Medway recently set up a working party, chaired by the local director of public health, to address the issue of mortality rates.
The trust, which runs Medway Maritime Hospital in Gillingham, came in the bottom 12 of all 145 English hospital trusts last December.
And figures released in 2011 revealed the Towns' main hospital had 1,745 deaths in a year – 238 more than expected.
A Medway NHS Foundation Trust spokesman said: "The trust has been doing everything it can to understand the causes of a higher than average HSMR result and to implement immediate actions where required.
"The trust welcomes further advice and input from the NCB through this review process and is committed to ensuring a continued focus on the provision of high quality, safe care for its patients – working in partnership with families, carers and GPs.
"The purpose of the NCB's involvement is to assure patients and speed up the improvements process by making sure the Trust has the support it needs.
"Equally, the trust is committed to openness, transparency and ensuring that feedback and comments from patients are not only taken on board, but reflected in decision making."

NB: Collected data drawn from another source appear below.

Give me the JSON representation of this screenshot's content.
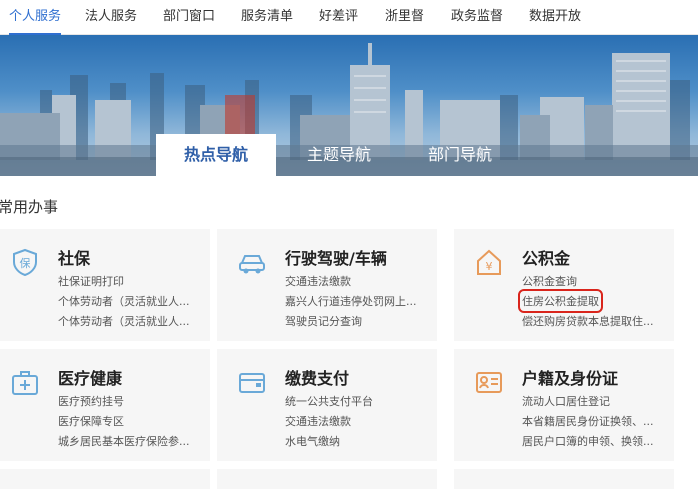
{
  "topnav": {
    "items": [
      "个人服务",
      "法人服务",
      "部门窗口",
      "服务清单",
      "好差评",
      "浙里督",
      "政务监督",
      "数据开放"
    ],
    "active_index": 0
  },
  "banner_tabs": {
    "items": [
      "热点导航",
      "主题导航",
      "部门导航"
    ],
    "active_index": 0
  },
  "section": {
    "title": "常用办事"
  },
  "cards": [
    {
      "title": "社保",
      "icon": "social-security-icon",
      "links": [
        "社保证明打印",
        "个体劳动者（灵活就业人...",
        "个体劳动者（灵活就业人..."
      ]
    },
    {
      "title": "行驶驾驶/车辆",
      "icon": "car-icon",
      "links": [
        "交通违法缴款",
        "嘉兴人行道违停处罚网上...",
        "驾驶员记分查询"
      ]
    },
    {
      "title": "公积金",
      "icon": "house-yuan-icon",
      "links": [
        "公积金查询",
        "住房公积金提取",
        "偿还购房贷款本息提取住..."
      ],
      "highlight_index": 1
    },
    {
      "title": "医疗健康",
      "icon": "medical-kit-icon",
      "links": [
        "医疗预约挂号",
        "医疗保障专区",
        "城乡居民基本医疗保险参..."
      ]
    },
    {
      "title": "缴费支付",
      "icon": "wallet-icon",
      "links": [
        "统一公共支付平台",
        "交通违法缴款",
        "水电气缴纳"
      ]
    },
    {
      "title": "户籍及身份证",
      "icon": "id-card-icon",
      "links": [
        "流动人口居住登记",
        "本省籍居民身份证换领、...",
        "居民户口簿的申领、换领..."
      ]
    }
  ],
  "colors": {
    "accent": "#2f6fd0",
    "icon": "#6aa9d8",
    "icon_orange": "#e79a5a",
    "highlight": "#d9251c"
  }
}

Sir Bruce said: "These hospitals are already working closely with a range of regulators. If there were concerns that services were unsafe the regulators should have intervened.
"The purpose of my investigation is to assure patients, public and Parliament that these hospitals understand why they have a high mortality and have all the support they need to improve. This will be a thorough and rigorous process, involving patients, clinicians, regulators and local organisations."